“The need of the Army for motorcycles, side cars, and bicycles was so tremendous that for many months during the war practically the entire output of these vehicles of the kinds selected as being most suitable for Army use was taken by the Government.

It was found that the Indian and Harley-Davidson motorcycles were best adapted to meet the necessities of the Expeditionary Forces in France, and these types were standardized for overseas shipment.  Orders for a total of 39,070 Indian motorcycles were placed with the manufacturers at Springfield, Mass., and before the end of 1918, 18,081 of these had been delivered.  From the Harley-Davidson manufacturers at Milwaukee, Wis., the Government received 14,666 machines of the total of 26,487 ordered before the end of 1918.  In addition to the Harley-Davidson and Indian machines, 1,526 Cleveland motorcycles, made in Cleveland, Ohio, were contracted for, and 1,476 delivered previous to 1919.

Side-car equipment for the Indian and Harley-Davidson machines was bought in almost as great quantities as the motorcycles themselves.  In fact, the demand for motorcycles and side cars from these two concerns was so great that they were working at 100-per-cent capacity for the Government before the summer of 1918.

The needs of the Army for machines increased so steadily and the requirements were so vast that both the Indian and Harley-Davidson concerns had made large additions to their plants for meeting the Government needs at the time the armistice was signed.

A standard military bicycle was turned out for the Army by the Westfield Manufacturing Co., at Westfield, Mass., and other bicycles were ordered from the Great Western Manufacturing Co., at Laporte, Ind., and the Davis Sewing Machine Co., at Dayton, Ohio.”

In addition to the vast number of bicycles, motorcycles, and side cars the Army also ordered so many horse-drawn wagons that within one year of production all the air-dried lumber in the country had been exhausted necessitating the building of facilities for kiln drying newly cut lumber.  R. V. Board of the Kentucky Wagon Co.; A. B. Thilens of the Studebaker Corporation of America; E. E. Parsonage of the John Deere Wagon Co.; and R. W. Lea of the Moline Plow Co., were named members of an advisory committee to assist the Army in the procurement of such vehicles.

The first requisition for wagons was for 34,000 escort wagons.  Orders came a little later for drinking-water carts and wagons, medical and ration carts, combat wagons, veterinary ambulances, sprinkling wagons, and various other types of special needs vehicles.  Companies called upon to produce the wagons included Bain Wagon Co., Oshkosh, Wis., Columbia Wagon Co., Colungia, PA; Deere & Co., Moline, Ill.; Emerson-Brantingham Co., Rockford, Ill.; Florence Wagon Co., Florence, Ala.; Hackney Wagon Co., Wilson, N.C.; International Harvester Co., Memphis, Tenn.; Moline Plow Co., Moline, Ill.; Mogul Wagon Co., Hoskinsville, Ky.; Owensboro Wagon Co., Owensboro, Ky.; Pekin Wagon Co., Pekin, Ill.; Peter Schuttler Co., Chicago, Ill.; Springfield Wagon Co., Springfield, Mo.; Stroughton Wagon Co., Stoughton, Wis.; A. Streich & Bros.

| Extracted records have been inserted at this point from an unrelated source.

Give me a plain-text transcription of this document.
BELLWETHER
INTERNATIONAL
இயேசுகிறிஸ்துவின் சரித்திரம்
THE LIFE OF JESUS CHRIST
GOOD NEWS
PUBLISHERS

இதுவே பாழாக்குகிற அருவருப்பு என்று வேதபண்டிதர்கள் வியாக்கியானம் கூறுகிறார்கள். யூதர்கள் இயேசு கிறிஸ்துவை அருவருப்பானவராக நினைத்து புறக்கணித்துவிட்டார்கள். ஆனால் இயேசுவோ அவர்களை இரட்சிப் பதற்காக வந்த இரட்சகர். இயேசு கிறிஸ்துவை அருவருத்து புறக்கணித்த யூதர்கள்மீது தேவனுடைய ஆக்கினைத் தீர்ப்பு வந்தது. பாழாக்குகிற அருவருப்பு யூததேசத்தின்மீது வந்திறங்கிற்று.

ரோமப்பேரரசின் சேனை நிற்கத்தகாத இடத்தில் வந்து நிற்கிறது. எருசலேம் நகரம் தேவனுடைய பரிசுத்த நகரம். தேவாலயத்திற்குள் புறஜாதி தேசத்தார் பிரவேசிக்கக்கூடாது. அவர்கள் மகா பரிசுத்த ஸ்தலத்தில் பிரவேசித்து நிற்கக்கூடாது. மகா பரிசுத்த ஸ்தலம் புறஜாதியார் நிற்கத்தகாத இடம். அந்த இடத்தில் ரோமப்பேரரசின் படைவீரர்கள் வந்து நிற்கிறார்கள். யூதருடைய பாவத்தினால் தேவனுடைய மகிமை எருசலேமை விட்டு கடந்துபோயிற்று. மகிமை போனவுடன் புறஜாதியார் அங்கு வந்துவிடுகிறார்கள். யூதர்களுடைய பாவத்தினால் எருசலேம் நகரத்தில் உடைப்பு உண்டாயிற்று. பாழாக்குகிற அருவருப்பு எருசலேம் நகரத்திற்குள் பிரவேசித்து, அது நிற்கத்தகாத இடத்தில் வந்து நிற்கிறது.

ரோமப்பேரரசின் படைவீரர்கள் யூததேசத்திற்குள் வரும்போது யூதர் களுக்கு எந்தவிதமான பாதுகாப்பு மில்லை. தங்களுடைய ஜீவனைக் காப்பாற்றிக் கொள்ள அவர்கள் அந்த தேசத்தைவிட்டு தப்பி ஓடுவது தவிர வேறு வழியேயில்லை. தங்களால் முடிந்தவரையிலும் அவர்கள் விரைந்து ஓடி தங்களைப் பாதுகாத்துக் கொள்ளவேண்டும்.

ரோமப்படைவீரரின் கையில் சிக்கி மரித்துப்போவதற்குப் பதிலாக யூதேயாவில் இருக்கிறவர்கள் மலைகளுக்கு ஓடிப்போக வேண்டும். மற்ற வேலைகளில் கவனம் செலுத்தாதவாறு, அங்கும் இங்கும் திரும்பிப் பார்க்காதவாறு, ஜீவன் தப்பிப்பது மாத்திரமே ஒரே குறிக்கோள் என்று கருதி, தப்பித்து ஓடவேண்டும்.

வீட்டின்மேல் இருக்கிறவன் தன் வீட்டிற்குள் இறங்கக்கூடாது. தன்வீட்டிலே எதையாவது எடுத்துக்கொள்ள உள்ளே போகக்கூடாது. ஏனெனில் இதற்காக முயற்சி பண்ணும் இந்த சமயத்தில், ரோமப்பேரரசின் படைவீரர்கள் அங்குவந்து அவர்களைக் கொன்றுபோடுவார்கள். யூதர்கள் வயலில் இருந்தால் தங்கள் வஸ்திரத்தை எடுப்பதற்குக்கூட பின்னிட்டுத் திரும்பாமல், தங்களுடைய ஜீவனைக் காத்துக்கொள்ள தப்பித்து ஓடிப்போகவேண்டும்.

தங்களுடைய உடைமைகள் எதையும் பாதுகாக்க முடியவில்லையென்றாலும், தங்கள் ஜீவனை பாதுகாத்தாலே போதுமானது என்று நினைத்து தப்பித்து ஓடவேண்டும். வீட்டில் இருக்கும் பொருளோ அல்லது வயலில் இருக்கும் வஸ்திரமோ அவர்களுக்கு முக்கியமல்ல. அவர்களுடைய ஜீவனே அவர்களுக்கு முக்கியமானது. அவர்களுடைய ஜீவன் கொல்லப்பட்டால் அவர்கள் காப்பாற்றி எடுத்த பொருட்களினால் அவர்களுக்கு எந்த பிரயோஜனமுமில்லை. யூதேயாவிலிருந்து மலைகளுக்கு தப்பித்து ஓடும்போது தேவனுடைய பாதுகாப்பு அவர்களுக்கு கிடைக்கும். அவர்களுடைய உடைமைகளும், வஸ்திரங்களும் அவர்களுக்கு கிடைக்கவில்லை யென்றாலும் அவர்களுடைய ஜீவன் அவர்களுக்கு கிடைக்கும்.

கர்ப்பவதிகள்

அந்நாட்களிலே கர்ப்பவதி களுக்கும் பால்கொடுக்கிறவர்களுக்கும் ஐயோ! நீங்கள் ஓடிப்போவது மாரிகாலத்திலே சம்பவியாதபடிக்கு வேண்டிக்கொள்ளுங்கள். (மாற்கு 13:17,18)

Co., Oshkosh, Wis.; Thornhill Wagon Co., Lynchburg, Va.; Tiffin Wagon Co., Tiffin, Ohio; Eagle Wagon Works, Auburn, N.Y.; A. A. Cooper Wagon & Buggy Co., Dubuque, Iowa; Winona Wagon Co., Winona, Minn.; White Hickory Wagon Co., Atlanta, Ga.; Kentucky Wagon Co., Louisville, Ky.; Studebaker Corporation, South Bend, Ind.; American Car & Foundry Co., Jeffersonville, Ind. –  Source:  “American Munitions 1917-1918”.  U.S. War Dept.  1919.